IMPLEMENTATION OF WHOLE GENOME SELECTION IN THE U.S. BEEF CATTLE INDUSTRIES
Bovine Functional Genomics
2010 Annual Report
1a.Objectives (from AD-416)
Use the BovineSNP50 assay to provide high-accuracy predictions of genetic merit to U.S. beef breeds;.
2)Enable the adoption of whole genome enabled animal selection (WGEAS) by developing low-density and low-cost SNP assays for: a) intermediate-accuracy genetic prediction, b) mate selection, and c) parentage verification and traceability;.
3)Develop, adapt and optimize statistical methodologies to: a) fully integrate SNP genotype or haplotype effects into existing genetic evaluation technologies, and b) supplement or replace pedigree data; and.
4)Collaborate and coordinate U.S. and European Union WGEAS activities.
1b.Approach (from AD-416)
Genetic prediction using high-density SNP data will be implemented using MTDFREML. Implementation of more sophisticated strategies will follow using the MTGSAM programs that will be modified to accommodate extensions to the prediction model. Collaboration with a biotechnology company to develop a 384-SNP assay that is expected to dramatically decrease genotyping costs and increase sample throughput. A machine learning approach using a two-step feature subset selection algorithm will be evaluated for SNP selection for this assay.
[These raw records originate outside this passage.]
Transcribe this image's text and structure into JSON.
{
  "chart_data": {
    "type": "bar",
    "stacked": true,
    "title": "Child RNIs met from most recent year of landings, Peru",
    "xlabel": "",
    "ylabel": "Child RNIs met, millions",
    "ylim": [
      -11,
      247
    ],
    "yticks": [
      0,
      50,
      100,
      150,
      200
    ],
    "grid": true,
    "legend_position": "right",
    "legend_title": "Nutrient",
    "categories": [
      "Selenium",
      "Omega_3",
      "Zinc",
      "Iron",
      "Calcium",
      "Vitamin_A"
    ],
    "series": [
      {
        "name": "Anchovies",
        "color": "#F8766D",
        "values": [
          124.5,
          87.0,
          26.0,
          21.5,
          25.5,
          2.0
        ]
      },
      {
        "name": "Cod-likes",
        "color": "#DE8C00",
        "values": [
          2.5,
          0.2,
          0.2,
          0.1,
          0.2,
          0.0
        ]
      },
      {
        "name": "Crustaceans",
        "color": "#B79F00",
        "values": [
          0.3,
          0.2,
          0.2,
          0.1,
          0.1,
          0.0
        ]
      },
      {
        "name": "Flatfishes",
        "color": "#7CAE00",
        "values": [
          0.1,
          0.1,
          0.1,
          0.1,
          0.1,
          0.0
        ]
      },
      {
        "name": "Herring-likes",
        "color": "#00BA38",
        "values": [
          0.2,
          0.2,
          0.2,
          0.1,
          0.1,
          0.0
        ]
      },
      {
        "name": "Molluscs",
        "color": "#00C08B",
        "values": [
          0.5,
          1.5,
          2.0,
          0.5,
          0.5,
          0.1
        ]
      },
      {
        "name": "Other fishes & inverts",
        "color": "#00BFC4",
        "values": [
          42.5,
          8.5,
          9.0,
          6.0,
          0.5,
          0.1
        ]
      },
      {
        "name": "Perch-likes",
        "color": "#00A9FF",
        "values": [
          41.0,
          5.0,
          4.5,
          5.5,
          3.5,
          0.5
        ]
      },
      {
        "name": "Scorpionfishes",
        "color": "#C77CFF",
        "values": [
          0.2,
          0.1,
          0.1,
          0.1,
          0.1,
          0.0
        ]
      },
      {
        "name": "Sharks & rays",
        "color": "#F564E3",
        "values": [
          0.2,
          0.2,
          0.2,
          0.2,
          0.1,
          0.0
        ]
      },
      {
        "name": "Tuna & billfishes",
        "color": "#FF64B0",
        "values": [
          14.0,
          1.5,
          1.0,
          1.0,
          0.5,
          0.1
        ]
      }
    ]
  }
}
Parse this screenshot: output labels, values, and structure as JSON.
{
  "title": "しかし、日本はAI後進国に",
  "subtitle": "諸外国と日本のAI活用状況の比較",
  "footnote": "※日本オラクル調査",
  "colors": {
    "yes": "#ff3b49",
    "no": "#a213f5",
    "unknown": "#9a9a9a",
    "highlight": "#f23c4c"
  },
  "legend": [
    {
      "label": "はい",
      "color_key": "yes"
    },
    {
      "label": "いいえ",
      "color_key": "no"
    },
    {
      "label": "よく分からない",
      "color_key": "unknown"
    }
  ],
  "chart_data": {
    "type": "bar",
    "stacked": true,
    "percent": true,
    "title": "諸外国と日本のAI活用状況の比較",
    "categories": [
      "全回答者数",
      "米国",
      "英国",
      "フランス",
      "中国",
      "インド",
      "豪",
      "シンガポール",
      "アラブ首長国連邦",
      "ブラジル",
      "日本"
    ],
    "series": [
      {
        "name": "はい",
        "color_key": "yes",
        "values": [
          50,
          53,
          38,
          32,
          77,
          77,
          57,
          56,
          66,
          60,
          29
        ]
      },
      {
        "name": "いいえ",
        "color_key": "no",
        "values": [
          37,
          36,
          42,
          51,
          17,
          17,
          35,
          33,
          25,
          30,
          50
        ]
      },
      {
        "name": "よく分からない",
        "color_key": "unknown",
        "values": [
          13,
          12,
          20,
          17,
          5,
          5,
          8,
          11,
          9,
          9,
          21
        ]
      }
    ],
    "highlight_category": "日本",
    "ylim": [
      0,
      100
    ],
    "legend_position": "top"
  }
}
Develop BLUP approaches for the prediction of genetic merit in non-pedigreed populations using molecular relationship matrices.
We shall manage this coordination and collaboration via e-mail and teleconference calls, however, we shall also meet at least annually in conjunction with the PAG or ISAG meetings alternating between the US and Europe to coordinate activities.
The number of SNPs required to estimate the genomic relationship matrix was examined in a group of 698 Angus steers with individual feed intake data and that were sired by 100 Angus AI bulls. In this study, several strategies were examined for the selection of reduced subsets of SNPs from random sampling to trait-associated SNPs. Results showed that genome enhanced predicted breeding values (GEPBVs) computed using genomic relationship matrices estimated from at least 10,000 SNPs were very robust. However, the accuracy of GEPBVs declined rapidly as the number of SNPs used to compute the genomic relationship matrix declined below 2,500. This suggests that reduced marker panels of about 3,000 SNPs will have great utility for the implementation of WGEAS in the U.S. beef and dairy industries if these assays can be delivered at reagent prices of about $25 per sample. Monitoring activities associated with this project included regular email correspondence and conference calls. This research supports the related in-house project to use genotypic data and resulting bovine haplotype map to enhance genetic improvement in dairy cattle through development and implementation of whole genome selection and enhanced parentage verification approaches (obj. #2).